The only way to work around these kinds of "dumb" servers for a client like MC that needs to get the full file listing, is the basically "brute force" it. When the server responds to you with a list of categories, you have to start at the top and then, open each one, one-by-one, wait for the responses, then drill down to the next level, and the next, and the next until you get to the files themselves. Then add the URIs for those files to your "cache list", go back up one node in the tree, and follow the next possible folder. And so on and so forth until you've checked
every possible folder exposed by the server. This is made more difficult and slow (moreso than building a caching FTP client) because the server
isn't showing you folders on disk, where each file is only in one place, but might be showing you the equivalent of different Views in MC, all containing the same files, with different sortings or sets of categories or whatnot.

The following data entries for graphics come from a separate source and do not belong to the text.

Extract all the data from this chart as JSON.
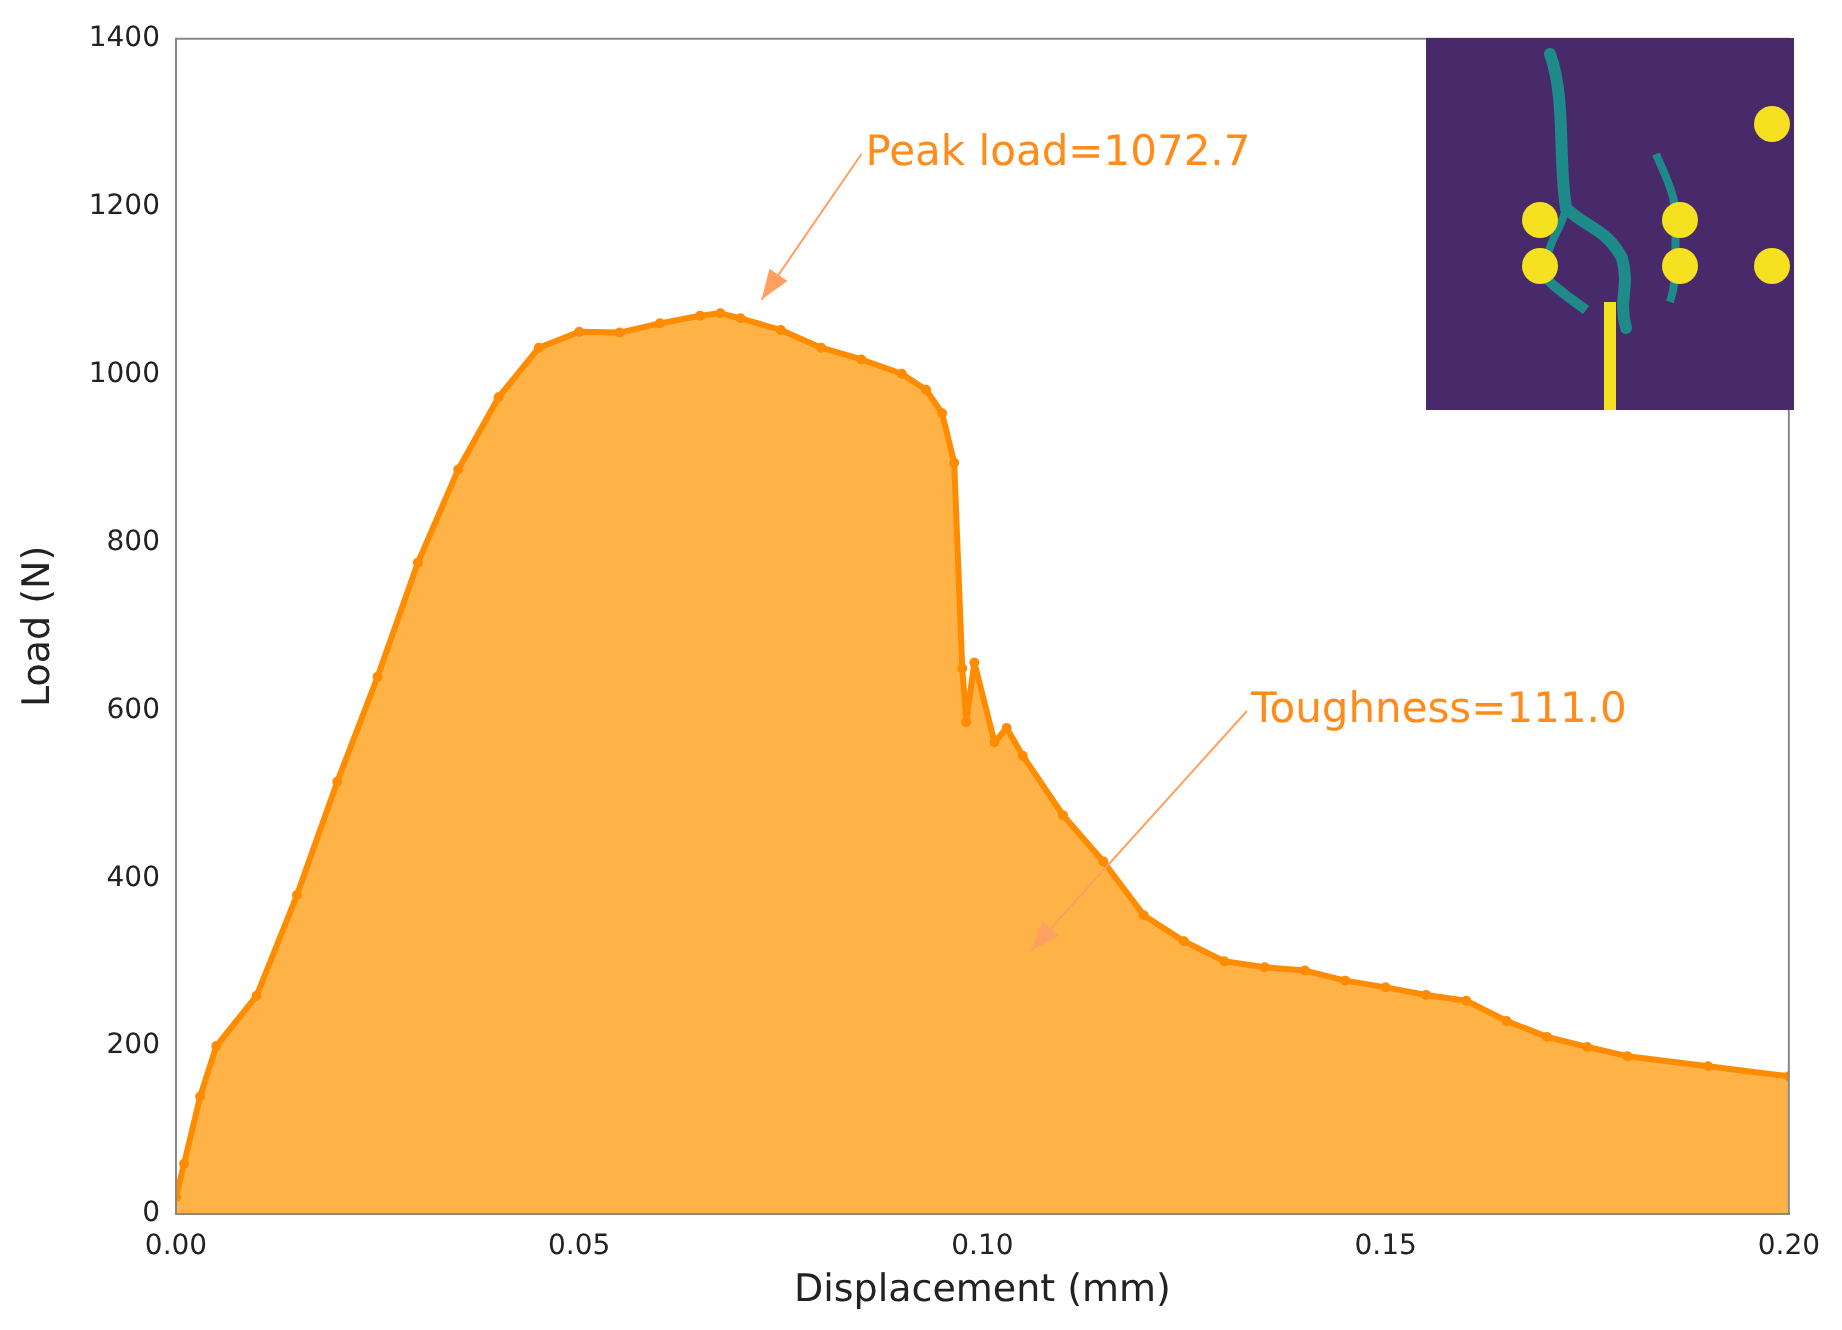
{
  "chart_data": {
    "type": "area",
    "xlabel": "Displacement (mm)",
    "ylabel": "Load (N)",
    "x": [
      0,
      0.001,
      0.003,
      0.005,
      0.01,
      0.015,
      0.02,
      0.025,
      0.03,
      0.035,
      0.04,
      0.045,
      0.05,
      0.055,
      0.06,
      0.065,
      0.0675,
      0.07,
      0.075,
      0.08,
      0.085,
      0.09,
      0.093,
      0.095,
      0.0965,
      0.0975,
      0.098,
      0.099,
      0.1015,
      0.103,
      0.105,
      0.11,
      0.115,
      0.12,
      0.125,
      0.13,
      0.135,
      0.14,
      0.145,
      0.15,
      0.155,
      0.16,
      0.165,
      0.17,
      0.175,
      0.18,
      0.19,
      0.2
    ],
    "series": [
      {
        "color": "#ff8c00",
        "values": [
          20,
          60,
          140,
          200,
          260,
          380,
          515,
          640,
          776,
          887,
          973,
          1032,
          1051,
          1050,
          1061,
          1070,
          1073,
          1067,
          1053,
          1032,
          1018,
          1001,
          982,
          954,
          895,
          650,
          586,
          657,
          562,
          579,
          546,
          475,
          420,
          356,
          325,
          301,
          294,
          290,
          278,
          270,
          261,
          254,
          230,
          211,
          199,
          188,
          176,
          164
        ]
      }
    ],
    "xlim": [
      0,
      0.2
    ],
    "xticks": [
      {
        "value": 0,
        "label": "0.00"
      },
      {
        "value": 0.05,
        "label": "0.05"
      },
      {
        "value": 0.1,
        "label": "0.10"
      },
      {
        "value": 0.15,
        "label": "0.15"
      },
      {
        "value": 0.2,
        "label": "0.20"
      }
    ],
    "ylim": [
      0,
      1400
    ],
    "yticks": [
      0,
      200,
      400,
      600,
      800,
      1000,
      1200,
      1400
    ],
    "marker": "circle",
    "grid": false,
    "legend": false,
    "annotations": [
      "Peak load=1072.7",
      "Toughness=111.0"
    ]
  }
}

So, you waste a bunch of time getting files you already got, but you can't know that until you open each item in the tree one at a time and wait for the server to spit out its list.
There's no nice way to say it. That's clunky. Still, though WMP does it (of course, they have a huge team of engineers and literally billions of dollars)... But, walking tree nodes like this is a well-understood computer science problem.

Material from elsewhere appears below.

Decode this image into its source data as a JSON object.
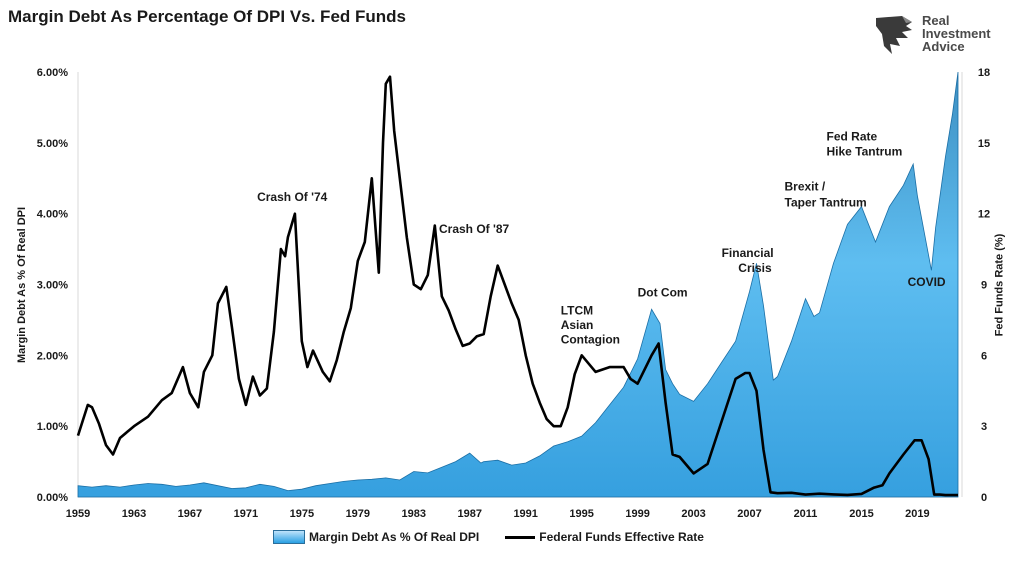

Writing the tree-walking algorithm probably isn't too bad, but it might be very hard to do
well, and that's a lot of work to support some
dumb servers. I don't really know how popular they are out there in the real world. It is disappointing that Plex only supports CDS:Browse, but they're probably only targeting "dumb" endpoints.
Still, though, if they actually do have a decent database underneath there architecturally, it would be a heck of a lot easier (and way less clunky) for
them to just expose the searchable database. Plex almost certainly does have a database underneath (I'd guess, knowing nothing about their architecture, mysql or some variant), so they might be able to do it if users ask for it. They might not care about supporting those requests, though (or might think it enables competition, and they don't want to do it on purpose).
The last time that I did measurements, which was several years ago, it took WMP about 3 minutes per thousand tracks to load a library from Whitebear using CDS:Search, and about 6..8 minutes per thousand tracks using CDS:Browse. It would probably be faster on newer machines running Gigabit Etherrnet.
Hrmmm...
That's way worse than I'd hoped. And I imagine you did... well, a fairly good job with Whitebear in the optimization department. I imagine other CDS:Browse services (especially running on underpowered hardware devices like consumer NAS appliances and whatnot) are probably worse, perhaps by an order of magnitude. Some of them probably even crash or are rate limited when you try to walk the tree. Even if they aren't intentionally request-speed gated, with the cruddy CPUs in them, they're probably more limited by their CPUs than by 100Mbps network. I wonder how substantial improvements would be from even Gigabit or faster?
So, cruddy. Giving them the benefit of the doubt on modern improvements and saying speeds have doubled your best case, and calling it 3 minutes per 1000, it would take around 7
hours to load my 142k file library that way. That's obviously way out of the question.